The electronics used on this project are simple for an RC plane, just make sure to use quality components. I've initially used the ExpressLRS generic 7ch receiver (sometimes called Cyclone) which ended up adding a ton of jittering to the servos. This receiver also needs a firmware mod if you want to use channel 6 and 7 in. PWM, which has a custom config that needs to be uploaded[4]. This made my life hell for a day and I ended up buing a less generic and more reliable ELRS receiver from Radiomaster, which then worked just fine.

Wing servo detail
The servos stay too tight on the wood housing and need adjustments for clearance.
fuselage servo detail
The servos on the fuselage are configured in Series and have great room for movement
guiding tubes for the pushrods
Pushrods are guided inside tubes for not flexing during commands.

Installing the servos on the wings are easy but they fit too tight if you add the rubber anti-vibration pads. In some of the cases, the horns get too close to the wood that is pre-cutted, and you need to do some minor adjustments. Otherwise wings are fine. The Servo placement on the middle of the fuselage for both the elevator and the rudder also has an easy instalation and does not have limited space. Builders that like to use wood as the linkage for these long systems do not have enough space on this build, and using extension rods with guiding tubes are better.

Testing

the edgetx screen
Set the weight of all inputs to 50% before binding

I've did some testing by connecting the battery and the servos at the generic ERLS receiver and from the beginning the servos started jittering. It does seems like it's a noise problem from the receiver electronics when a lot of servos get connected. If you remove two servos and use an "Y" connector for the flaps and the ailerons, it reduces noise. Given that a reliable ERLS receiver is way better than workarounds, I've chosen to keep the best one (and you probably should too)

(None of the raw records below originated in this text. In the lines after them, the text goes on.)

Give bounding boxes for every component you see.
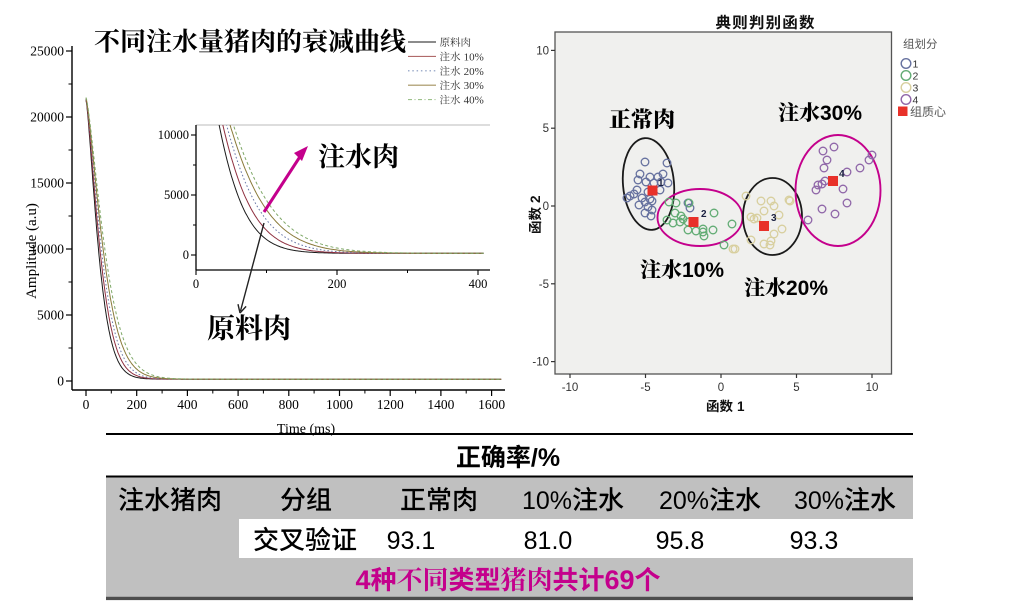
svg-text:10%: 10% [522, 487, 572, 515]
svg-text:0: 0 [57, 374, 64, 389]
svg-text:20%: 20% [786, 277, 828, 300]
svg-text:10000: 10000 [30, 242, 64, 257]
svg-text:1200: 1200 [377, 397, 404, 412]
svg-text:1400: 1400 [427, 397, 454, 412]
svg-text:2: 2 [701, 209, 707, 220]
svg-text:10%: 10% [682, 259, 724, 282]
svg-text:10: 10 [866, 382, 879, 394]
svg-text:1: 1 [737, 399, 745, 414]
svg-text:20000: 20000 [30, 110, 64, 125]
svg-text:3: 3 [771, 213, 777, 224]
svg-text:5000: 5000 [37, 308, 64, 323]
svg-text:Amplitude (a.u): Amplitude (a.u) [24, 203, 40, 299]
svg-text:25000: 25000 [30, 44, 64, 59]
svg-text:600: 600 [228, 397, 249, 412]
svg-text:0: 0 [83, 397, 90, 412]
svg-text:200: 200 [127, 397, 148, 412]
svg-text:0: 0 [183, 248, 189, 262]
svg-text:400: 400 [177, 397, 198, 412]
svg-text:30%: 30% [820, 102, 862, 125]
svg-text:4: 4 [356, 565, 371, 595]
svg-text:1600: 1600 [478, 397, 505, 412]
svg-text:0: 0 [718, 382, 724, 394]
svg-text:-5: -5 [640, 382, 650, 394]
svg-text:10000: 10000 [158, 128, 189, 142]
svg-text:-5: -5 [539, 279, 549, 291]
svg-text:81.0: 81.0 [524, 527, 573, 555]
svg-text:5000: 5000 [164, 188, 189, 202]
svg-text:-10: -10 [562, 382, 579, 394]
svg-text:800: 800 [279, 397, 300, 412]
svg-text:10: 10 [536, 45, 549, 57]
svg-text:20%: 20% [659, 487, 709, 515]
svg-text:5: 5 [543, 123, 549, 135]
svg-text:2: 2 [528, 195, 543, 203]
svg-text:/%: /% [531, 444, 560, 472]
svg-text:0: 0 [193, 277, 199, 291]
svg-text:30%: 30% [464, 80, 484, 92]
svg-text:400: 400 [469, 277, 488, 291]
svg-text:-10: -10 [532, 357, 549, 369]
svg-text:5: 5 [793, 382, 799, 394]
svg-text:95.8: 95.8 [656, 527, 705, 555]
svg-text:15000: 15000 [30, 176, 64, 191]
svg-text:3: 3 [913, 82, 919, 94]
svg-text:4: 4 [839, 169, 845, 180]
svg-text:40%: 40% [464, 95, 484, 107]
svg-text:20%: 20% [464, 66, 484, 78]
svg-text:10%: 10% [464, 51, 484, 63]
svg-text:200: 200 [328, 277, 347, 291]
svg-text:1000: 1000 [326, 397, 353, 412]
svg-text:93.3: 93.3 [790, 527, 839, 555]
svg-text:4: 4 [913, 94, 919, 106]
svg-text:30%: 30% [794, 487, 844, 515]
svg-text:2: 2 [913, 70, 919, 82]
svg-text:1: 1 [913, 58, 919, 70]
svg-text:0: 0 [543, 201, 549, 213]
svg-text:93.1: 93.1 [387, 527, 436, 555]
svg-text:69: 69 [605, 565, 635, 595]
svg-text:1: 1 [658, 178, 664, 189]
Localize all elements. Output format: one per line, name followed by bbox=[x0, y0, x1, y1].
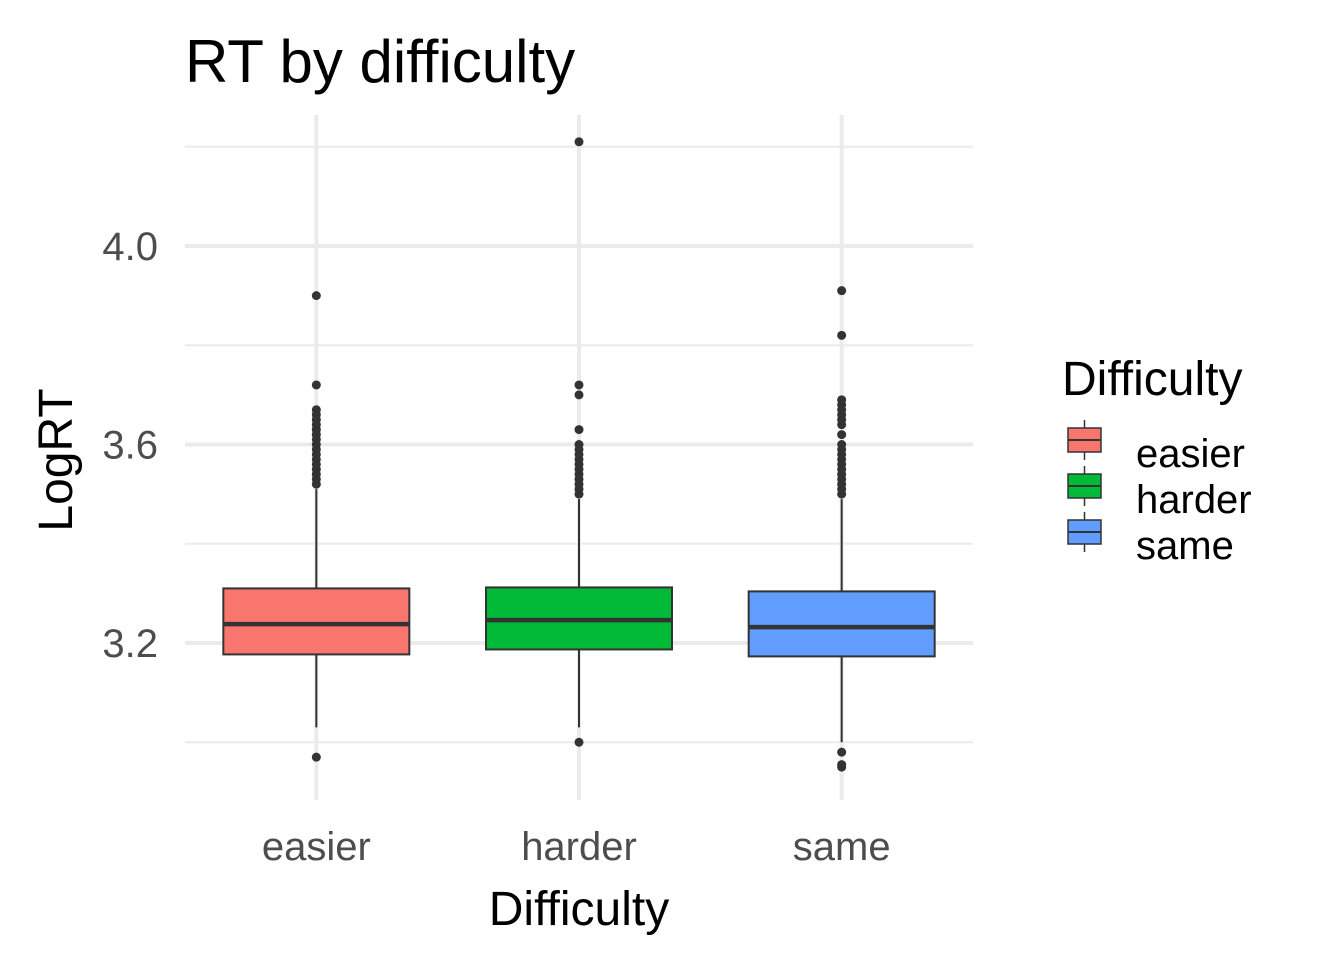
box-series bbox=[222, 137, 936, 772]
box-harder bbox=[485, 137, 673, 747]
outlier-point bbox=[574, 425, 584, 435]
legend-label: easier bbox=[1136, 432, 1245, 476]
legend-title: Difficulty bbox=[1062, 353, 1243, 406]
outlier-point bbox=[574, 137, 584, 147]
x-axis-title: Difficulty bbox=[489, 883, 670, 936]
outlier-point bbox=[311, 291, 321, 301]
legend-item-easier: easier bbox=[1067, 420, 1245, 476]
box-body bbox=[747, 590, 936, 658]
outlier-point bbox=[311, 405, 321, 415]
outlier-point bbox=[837, 330, 847, 340]
legend-item-harder: harder bbox=[1067, 466, 1252, 522]
legend-item-same: same bbox=[1067, 512, 1234, 568]
outlier-point bbox=[837, 747, 847, 757]
outlier-point bbox=[837, 760, 847, 770]
outlier-point bbox=[574, 390, 584, 400]
box-same bbox=[747, 286, 936, 772]
outlier-point bbox=[837, 286, 847, 296]
y-tick-label: 4.0 bbox=[102, 225, 158, 269]
legend-label: same bbox=[1136, 524, 1234, 568]
outlier-point bbox=[837, 395, 847, 405]
y-axis-title: LogRT bbox=[30, 388, 83, 531]
chart-title: RT by difficulty bbox=[185, 28, 575, 95]
outlier-point bbox=[574, 380, 584, 390]
x-tick-label: same bbox=[793, 825, 891, 869]
y-tick-label: 3.2 bbox=[102, 622, 158, 666]
outlier-point bbox=[574, 440, 584, 449]
outlier-point bbox=[574, 737, 584, 747]
outlier-point bbox=[837, 440, 847, 449]
y-tick-label: 3.6 bbox=[102, 424, 158, 468]
x-tick-label: harder bbox=[521, 825, 637, 869]
outlier-point bbox=[837, 430, 847, 440]
outlier-point bbox=[311, 752, 321, 762]
legend-label: harder bbox=[1136, 478, 1252, 522]
y-axis-ticks: 3.2 3.6 4.0 bbox=[102, 225, 158, 666]
box-easier bbox=[222, 291, 411, 762]
outlier-point bbox=[311, 380, 321, 390]
x-axis-ticks: easier harder same bbox=[262, 825, 891, 869]
box-body bbox=[222, 587, 411, 656]
x-tick-label: easier bbox=[262, 825, 371, 869]
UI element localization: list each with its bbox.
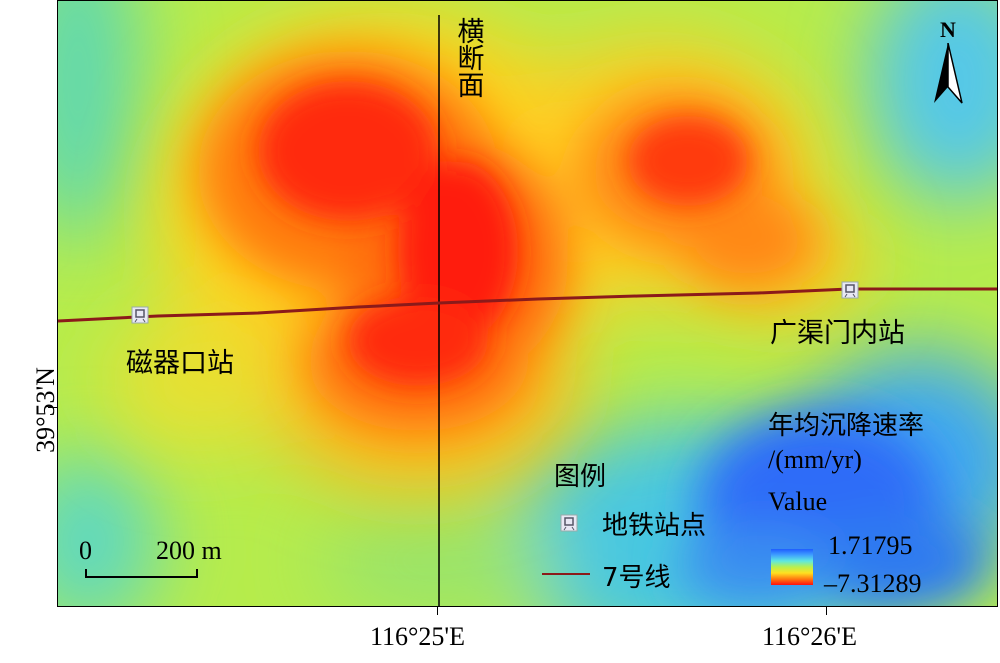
metro-station-icon [841,281,859,303]
legend-title: 图例 [554,462,607,492]
subsidence-raster [58,1,997,606]
metro-station-icon [560,514,578,536]
scale-bar-tick [85,569,87,578]
colorbar-min: –7.31289 [824,569,922,598]
lon-tick [826,607,827,615]
metro-station-icon [131,306,149,328]
scale-bar-tick [196,569,198,578]
station-label-guangqumennei: 广渠门内站 [770,318,905,349]
station-label-ciqikou: 磁器口站 [126,348,234,379]
north-arrow-icon [934,42,963,104]
colorbar-unit: /(mm/yr) [768,445,862,474]
colorbar-field: Value [768,487,828,516]
colorbar-swatch [771,549,813,585]
colorbar-title: 年均沉降速率 [768,411,925,441]
lon-label-1: 116°25'E [370,622,465,651]
line-7-icon [542,573,590,575]
lon-tick [437,607,438,615]
lat-label: 39°53'N [30,367,60,453]
metro-line-7 [58,287,997,323]
north-arrow: N [930,17,966,109]
legend-item-station: 地铁站点 [602,511,707,541]
scale-end: 200 m [156,536,222,565]
scale-start: 0 [79,536,92,565]
legend-item-line7: 7号线 [602,563,671,593]
subsidence-map: 横断面 磁器口站 广渠门内站 N 图例 地铁站点 7号线 年均沉降速率 /(mm… [57,0,998,607]
lon-label-2: 116°26'E [762,622,857,651]
cross-section-label: 横断面 [452,17,484,98]
scale-bar [85,576,198,578]
colorbar-max: 1.71795 [828,531,913,560]
lat-tick [48,407,57,408]
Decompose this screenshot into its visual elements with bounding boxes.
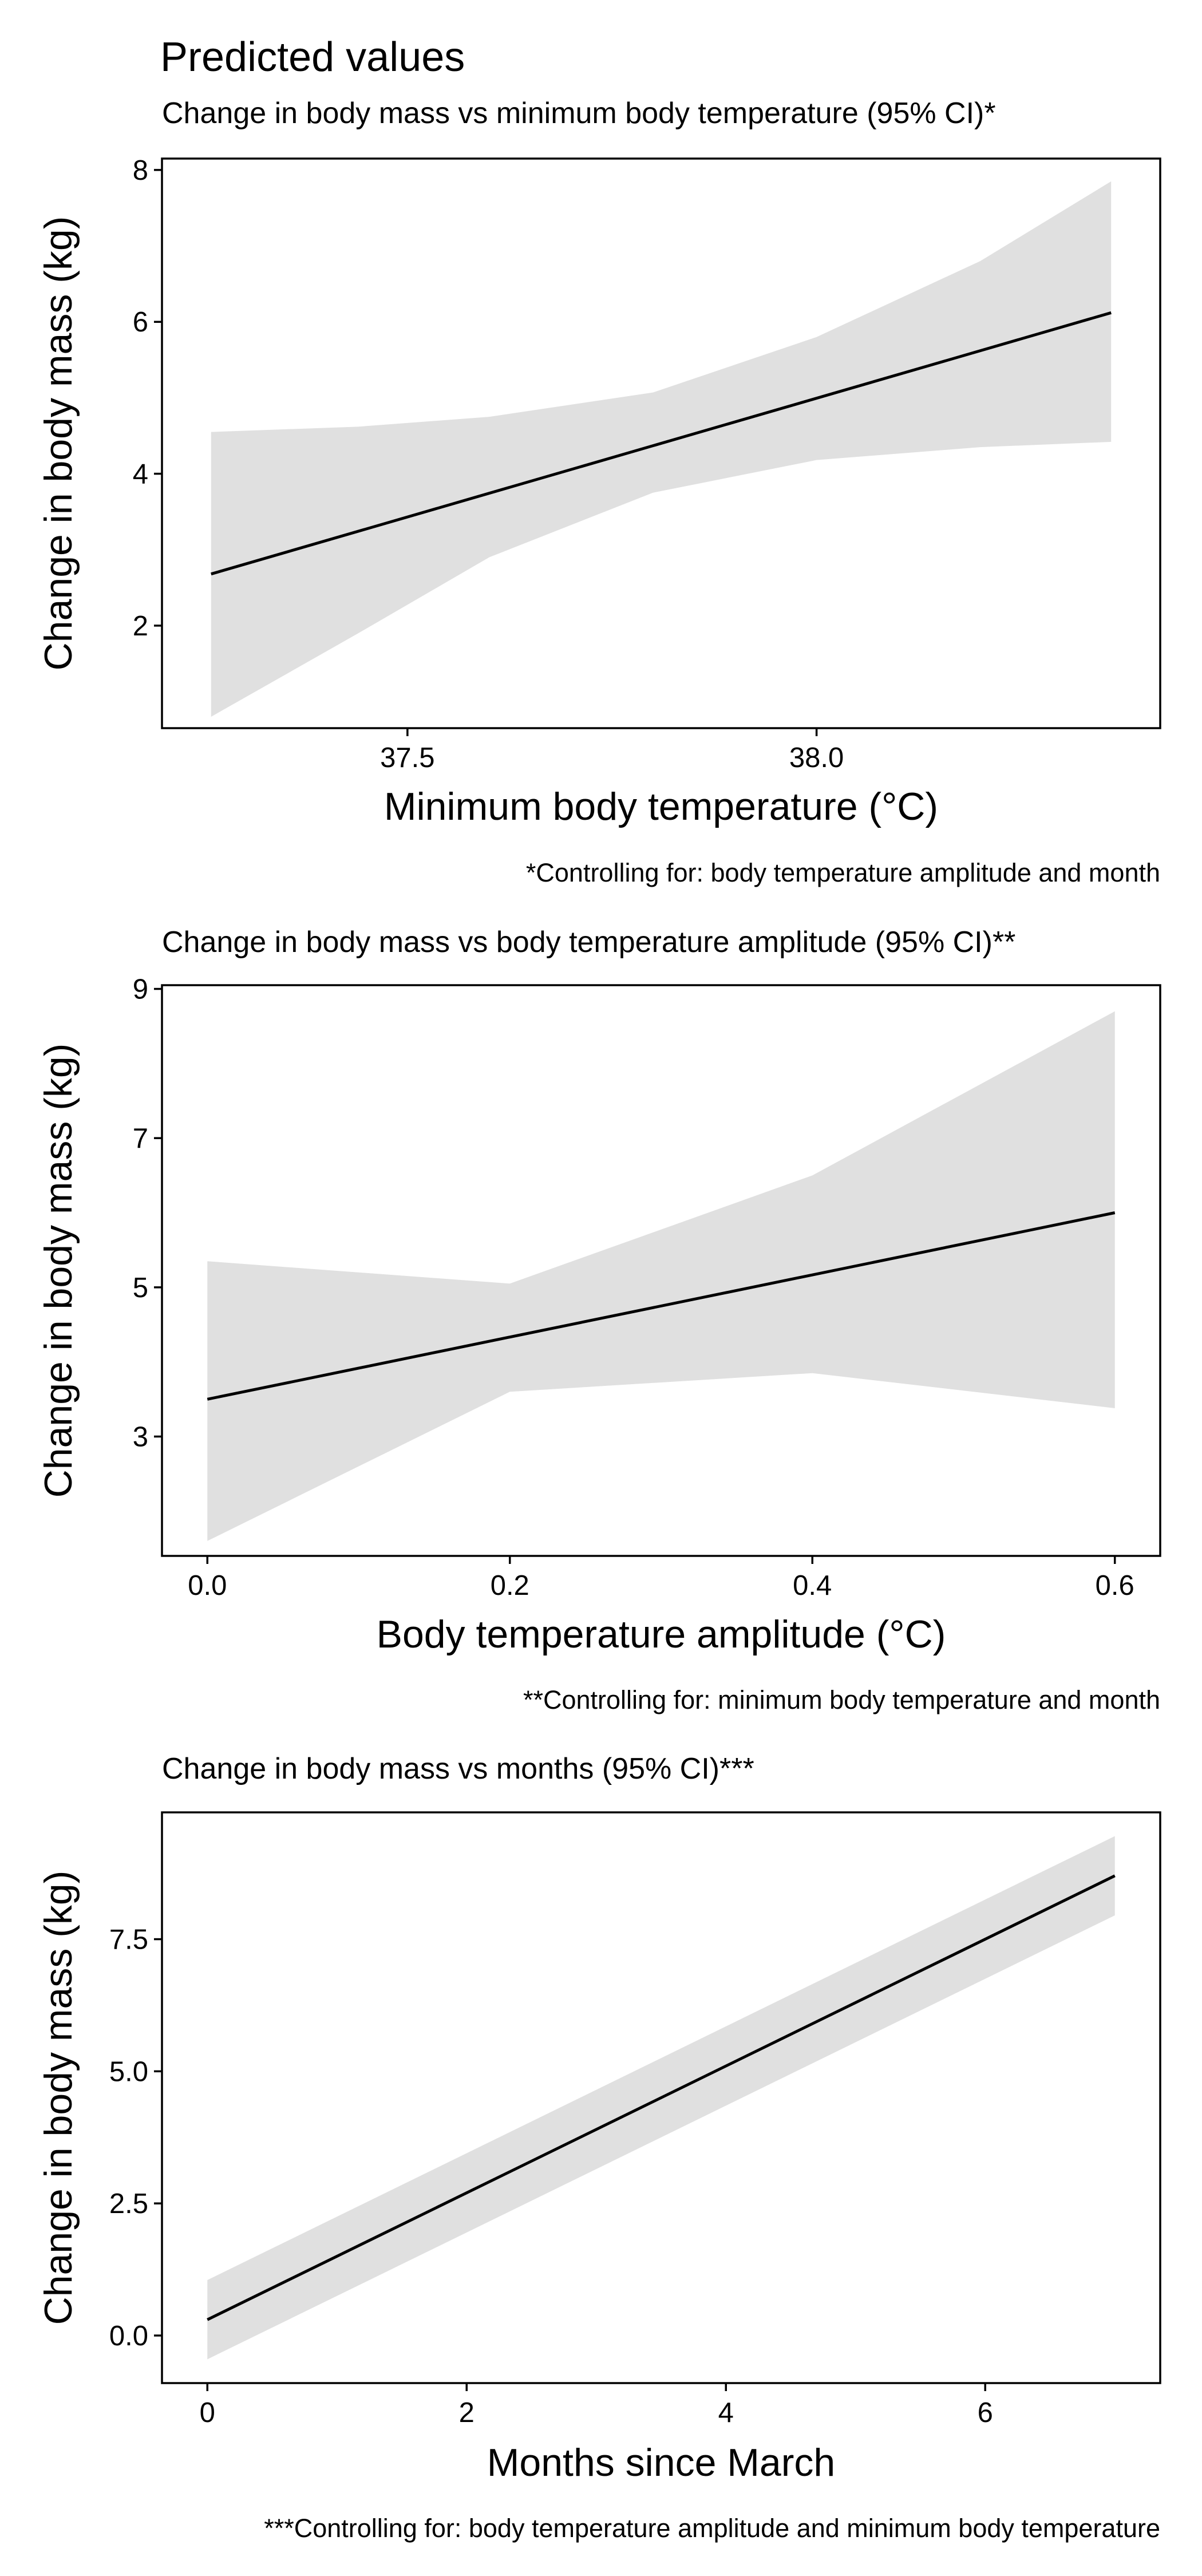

Make sure to aways reduce the weight setting to around 50% on the Inputs tab of EdgeTX on the first bind for all channels so they don't overly extend the servos on a point that could initially damage the wood.

Flying

Given that this is my first build, I'm waiting for a nice day out on the country side for the first flight. Updates soon.


references and definitions


^ [1] STRATUS 2M Projected and Idealized by Fabricio Nascimento.
^ [2] Poka Yoke or Mistake Proofing :: Overview. The Quality Portal. Retrieved Feb 16, 2026.
^ [3] Chinakote is a generic platic covering used instead of the premmium MonoKote, made by Top Flite.
^ [4] ELRS Generic 7ch JSON Mod - Accessed Feb 02, 2026. This Mod makes the 6th and 7th channel of the ELRS receiver work but for me it was still jittery and shitty.